The Africa Centre for Energy Policy (ACEP), has warned that the current trend of limited activities in the upstream oil and gas sector, including the non-development of new oil fields, has the tendency of derailing government’s upstream ambitions.
The country is at the crossroads in its upstream oil and gas business; either to increase the oil and gas sector’s contribution to the country’s development mix or to continue down the path of limited benefits from its upstream activities.
Highlighting the current state of the sector and the need for drastic measures to avert the looming challenges, the energy think-tank noted that, “the government must immediately conclude the negotiations on the 2018 Bid and Licencing Round, where Eni and First E&P emerged as successful bidders”.
The most likely scenario, should this current trend persist is the fact that, “the delays in negotiations will undermine the trust and robustness of the bid process,” which situation has implications for future bid processes namely, the competitive bidding process, rather than the new proposal to award blocks through direct negotiation.

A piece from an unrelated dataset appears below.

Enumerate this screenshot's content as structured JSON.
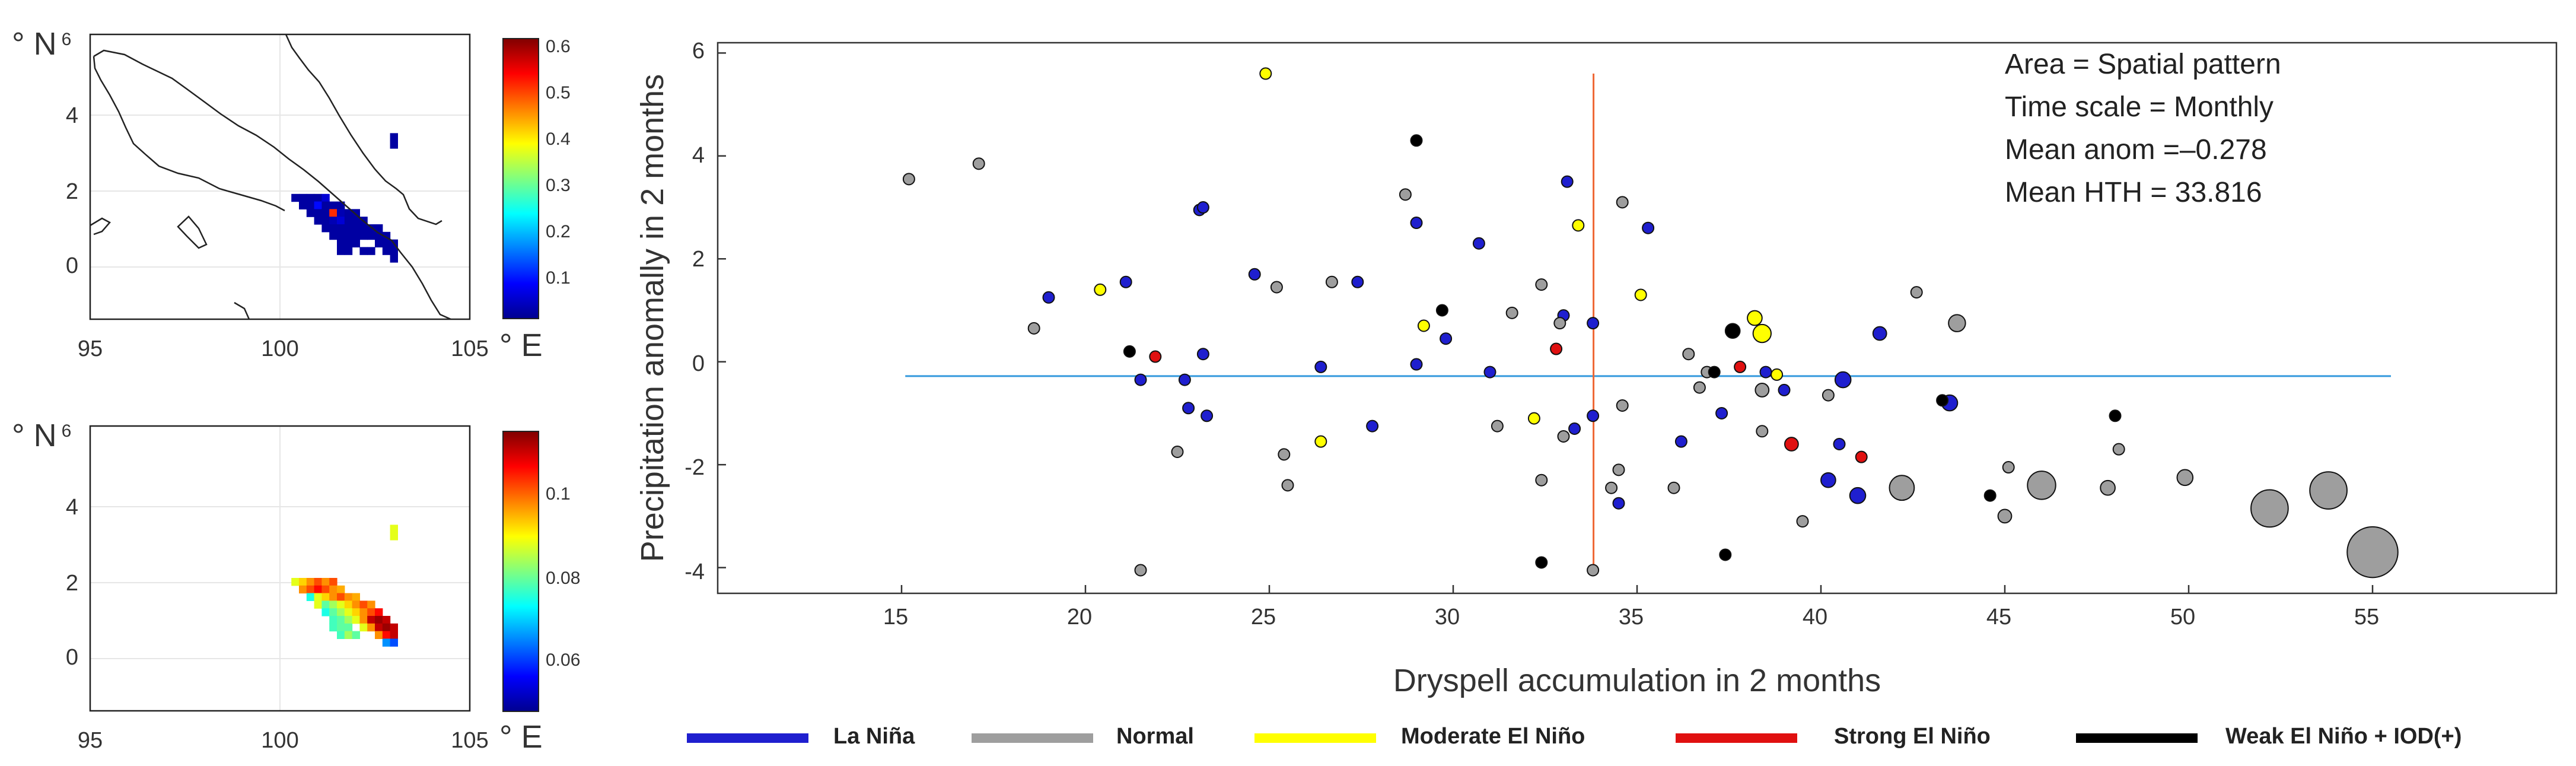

The energy think-tank further suggested that the government must insist on compliance with the minimum work obligations of upstream companies who have been assigned blocks. Quite regrettably, the lack of enforcement encourages speculation by inefficient companies whose principal desire is to hold on to the blocks, ACEP noted.
There is also the unfortunate perception that, “…things do not get done in Ghana…” This, the think-tank noted is a worrying trend and that, “government must act swiftly to diffuse the perception by engaging stakeholders and learning from other competitive regimes”.
Underperformance of Upstream Oil Sector
Ghana’s upstream sector has underperformed relative to expectations in the past years. Since the last oil field, Sankofa Gye Nyame (SGN), was added in 2017, no additional field development has been added to increase production or at least stabilise the existing production. Likewise, crude oil production has declined year-on-year after a peak in 2019.
“Consequently, there has been a dwindling contribution of the oil sector to GDP growth (-6% in 2020 and a projected -16% in 2021). These events have significant implications on the government’s balance of payment and attendant negative impacts on the domestic currency. These implications should send signals for clearer and transparent rules of engagement to promote the growth of the oil sector.”
ACEP
Regrettably, three potential projects could have been pursued more aggressively through enforcement, planning, and strategic engagements with industry players to increase oil production. The projects are Aker Energy’s Deep Water Tano Cape Three Points (DWT/CTP) block, Eni’s Cape Three Points (CTP) Block 4 and Springfield’s Afina discoveries.
Beyond the three potentials, activities in the upstream sector have been slow. Many of the existing block holders have been inactive. ACEP noted that it has periodically highlighted the lack of capacity of most companies to deliver on their obligations, which by law should attract sanctions. However, these companies continue to hold on to the blocks without delivering on the terms of the Petroleum Agreements.
ACEP noted that the regrettable challenge identified by capable upstream companies is that “…in Ghana things don’t get done…” The situation that keeps playing out is the inactivity in terms of development in the sector. In 2018, Ghana went through its first competitive licencing round. By September 2019, two companies emerged as winners of two oil blocks.
Nonetheless, the final negotiations have entered their third year because the government is negotiating for terms that were not part of the bid conditions. Surprisingly, the Minister of Energy recently announced that Ghana will give all available blocks on direct negotiation.
The Minister’s posture ignores the fact that competitive bidding is not the problem for the inactivity in Ghana, but politics and lack of enforcement of transparency measures passed into law, ACEP said. In the current context of the upstream sector, the investing companies feel frustrated while the inactive companies remain patronised.
ACEP indicated that the government needs to note that reserve addition is critical for the sustainability of every aspiration tied to the oil and gas sector. There can be no local content if fields are not being developed. Again, the sector’s contribution to GDP cannot improve if there are no additional developments in the upstream sector.